T’s Personal Talk Time
Joanna Malefaki’s post about T’s personal talk time (TPTT) made me think and inspired to write this short entry. Note: In her post title, the ‘T’ stands for Teacher, and in my post below for both Teacher and Trainer.
Do I answer personal questions when my learners ask me?
First of all, let’s see what is ‘personal’. This seems to be… a personal question! The degree of what is personal might vary — from any information about yourself (things like where you are from, where you had worked before, whether or not you have a family of your own, etc.) to your beliefs and ideas about politics, economy, religion, other things. A lot would depend on how I myself feel about the topic, or how sensitive I am about something at the moment.
There are also cultural differences, of course. For example, asking about age in the part of the world I am from is considered to be rather rude (especially if it is a question to a woman) but then in Asia it is a matter of learning how to address someone (the level of formality), so knowing the age from early on in a conversation is important. Depending on where I am, my response to that question might vary: from a joke or change of subject in the classroom here in Ukraine, to a specific answer in the Korean classroom. (this is perhaps an exaggerated example, but hope you see what I am trying to say). Another example is about being polite and answering a question about what I ate for breakfast (Korea) may seem quite unexpected or personal in another context — again, so much depends on a culture!
The group I am teaching is also something to consider: as Teresa mentioned in her comment to Joanna, ‘there are groups that are more personal and intimate, and others in which a more distant (but still friendly) stance is required’. I can’t agree more: it is hard to set a rule for myself in how open I want to be, because the people I am with are different.

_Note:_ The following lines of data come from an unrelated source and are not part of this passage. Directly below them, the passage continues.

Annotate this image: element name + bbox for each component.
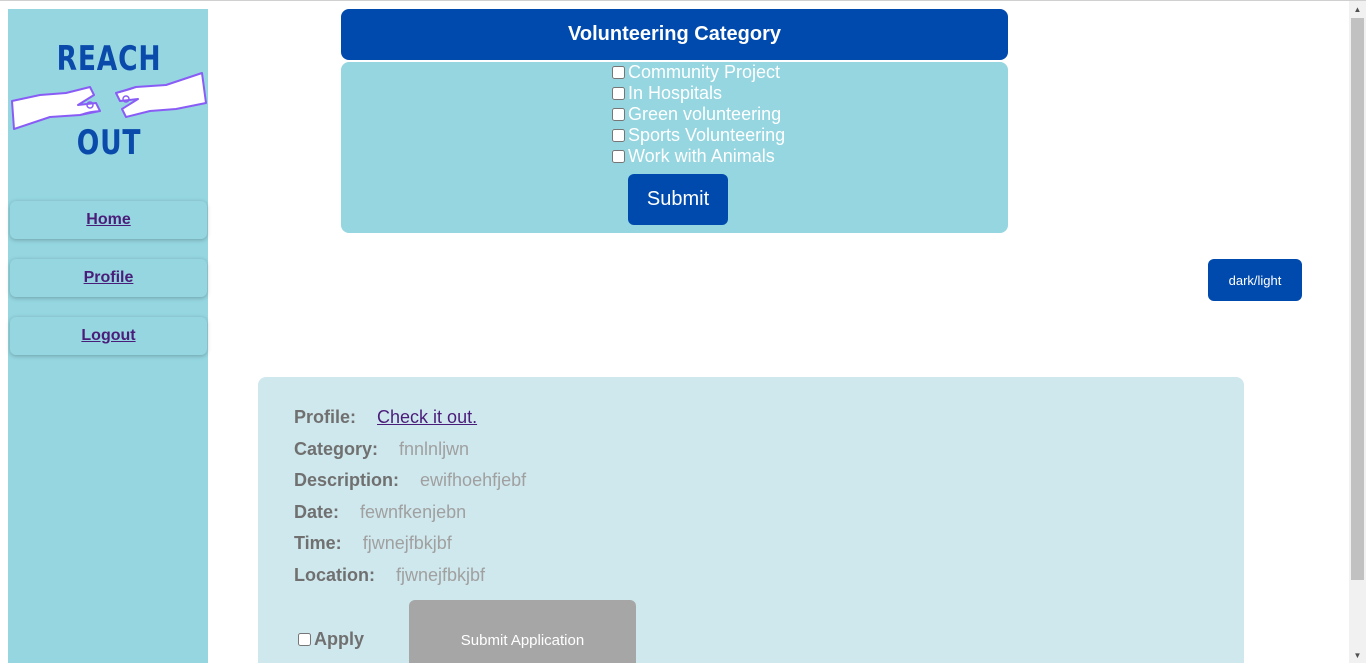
field-label: Description: xyxy=(294,470,400,490)
field-label: Category: xyxy=(294,439,379,459)
nav-item-logout[interactable]: Logout xyxy=(10,317,207,355)
description-row: Description: ewifhoehfjebf xyxy=(294,470,526,491)
field-label: Date: xyxy=(294,502,340,522)
profile-label: Profile: xyxy=(294,407,357,427)
category-checkbox[interactable] xyxy=(612,129,625,142)
field-value: fewnfkenjebn xyxy=(360,502,467,522)
reach-out-logo: REACH OUT xyxy=(10,37,208,167)
field-value: fnnlnljwn xyxy=(399,439,470,459)
category-option-work-with-animals[interactable]: Work with Animals xyxy=(612,146,785,167)
profile-row: Profile: Check it out. xyxy=(294,407,477,428)
category-options: Community Project In Hospitals Green vol… xyxy=(612,62,785,167)
category-filter-form: Community Project In Hospitals Green vol… xyxy=(341,62,1008,233)
nav-link-logout[interactable]: Logout xyxy=(81,327,135,345)
scrollbar-thumb[interactable] xyxy=(1351,18,1364,580)
category-header: Volunteering Category xyxy=(341,9,1008,60)
logo-text-out: OUT xyxy=(76,123,142,163)
category-submit-button[interactable]: Submit xyxy=(628,174,728,225)
scroll-up-arrow-icon[interactable]: ▲ xyxy=(1349,1,1366,18)
category-option-label: In Hospitals xyxy=(628,83,723,103)
apply-option[interactable]: Apply xyxy=(298,629,364,650)
field-label: Location: xyxy=(294,565,375,585)
scroll-down-arrow-icon[interactable]: ▼ xyxy=(1349,647,1366,663)
category-option-label: Work with Animals xyxy=(628,146,775,166)
submit-application-button[interactable]: Submit Application xyxy=(409,600,636,663)
sidebar: REACH OUT Home Profile Logout xyxy=(8,9,208,663)
nav-link-home[interactable]: Home xyxy=(86,211,130,229)
category-option-green-volunteering[interactable]: Green volunteering xyxy=(612,104,785,125)
theme-toggle-button[interactable]: dark/light xyxy=(1208,259,1302,301)
opportunity-card: Profile: Check it out. Category: fnnlnlj… xyxy=(258,377,1244,663)
profile-link[interactable]: Check it out. xyxy=(377,407,477,427)
field-value: ewifhoehfjebf xyxy=(420,470,527,490)
category-option-label: Green volunteering xyxy=(628,104,782,124)
category-row: Category: fnnlnljwn xyxy=(294,439,469,460)
category-title: Volunteering Category xyxy=(568,23,781,45)
date-row: Date: fewnfkenjebn xyxy=(294,502,466,523)
field-value: fjwnejfbkjbf xyxy=(362,533,452,553)
category-checkbox[interactable] xyxy=(612,108,625,121)
apply-checkbox[interactable] xyxy=(298,633,311,646)
nav-link-profile[interactable]: Profile xyxy=(84,269,134,287)
nav-item-home[interactable]: Home xyxy=(10,201,207,239)
category-option-label: Community Project xyxy=(628,62,781,82)
category-checkbox[interactable] xyxy=(612,66,625,79)
category-option-label: Sports Volunteering xyxy=(628,125,786,145)
category-option-community-project[interactable]: Community Project xyxy=(612,62,785,83)
location-row: Location: fjwnejfbkjbf xyxy=(294,565,485,586)
category-option-sports-volunteering[interactable]: Sports Volunteering xyxy=(612,125,785,146)
apply-label: Apply xyxy=(314,629,365,649)
category-checkbox[interactable] xyxy=(612,87,625,100)
category-checkbox[interactable] xyxy=(612,150,625,163)
category-option-in-hospitals[interactable]: In Hospitals xyxy=(612,83,785,104)
vertical-scrollbar[interactable]: ▲ ▼ xyxy=(1349,1,1366,663)
field-label: Time: xyxy=(294,533,342,553)
field-value: fjwnejfbkjbf xyxy=(396,565,486,585)
time-row: Time: fjwnejfbkjbf xyxy=(294,533,452,554)
nav-item-profile[interactable]: Profile xyxy=(10,259,207,297)
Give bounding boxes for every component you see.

I often prefer to keep silent in class, for various reasons. The most obvious one is that if/when I am quiet, the learners (or course participants) can speak out and be listened to. Also, when I am not talking, I can hear more. It is, after all, not ‘my time’ – and I am a firm believer in student-centeredness in all respects. (wrote a post about this on ptec blog some time ago)
Please don’t get me wrong — I am not just silent all the time. I do believe that sharing something about myself can help establishing and maintaining rapport and healthy group dynamics. I briefly looked up the definition or rapport, and found this one from oxforddictionaries.com: a close and harmonious relationship in which the people or groups concerned understand each other’s feelings or ideas and communicate well. I think that if we talk about ‘real’ or genuine rapport, then the ideas and feelings shared in the group need to be real (‘personal’!)
Again, depending on a culture where the learners are from, there might be a need for personal chit-chat warmer, or even developing a skill of small talk as ‘a conversation for its own sake’ (according to Wikipedia**)
** I especially liked the part in the Wikipedia article describing the Purpose of Small Talk — a bonding ritual and a strategy for managing interpersonal distance
Other (random) thoughts and questions
While writing this post I realized I kept asking myself various questions on this topic. Decided to share them below, and hope some of them could become an extension to the discussion.
Does using an international ELT course book automatically mean getting less personal in the classroom? I am thinking about “PARSNIP” (which as you know is an acronym of topics that global course books avoid – Politics, Alcohol, Religion, Sex, Narcotics, -isms and Pork). Does never touching the topics that are potentially ‘unsafe’, embarrassing, etc. ‘block’ being genuine and personal?
And then does not using a course book open the door to the discussions and topics leading to potential controversy and even conflict, if real personal views are shared?
A side note: one great resource (with 52 activities and ideas that are ‘non-PARSNIP’) I enjoyed reading is a book by Lindsay Clanfield and Luke Meddings (can read about it and buy it here)
There is a belief (which is also one of those I can relate to) that if the teacher is being open and genuine in a discussion, it helps students to open up and communicate more openly. I am wondering if this is something that (most?) students really need to be able to do in English, or is this a perceived need that we teachers see as our duty (or mission) to help learners with?
How honest are you in your classroom? How open? How personal do you get? Do you consciously think about answering potentially personal questions from your learners while planning a lesson? Does the extent you are going to ‘open up’ in class impact the choice of topics for a lesson you prepare?
Thank you for reading and thinking together with me!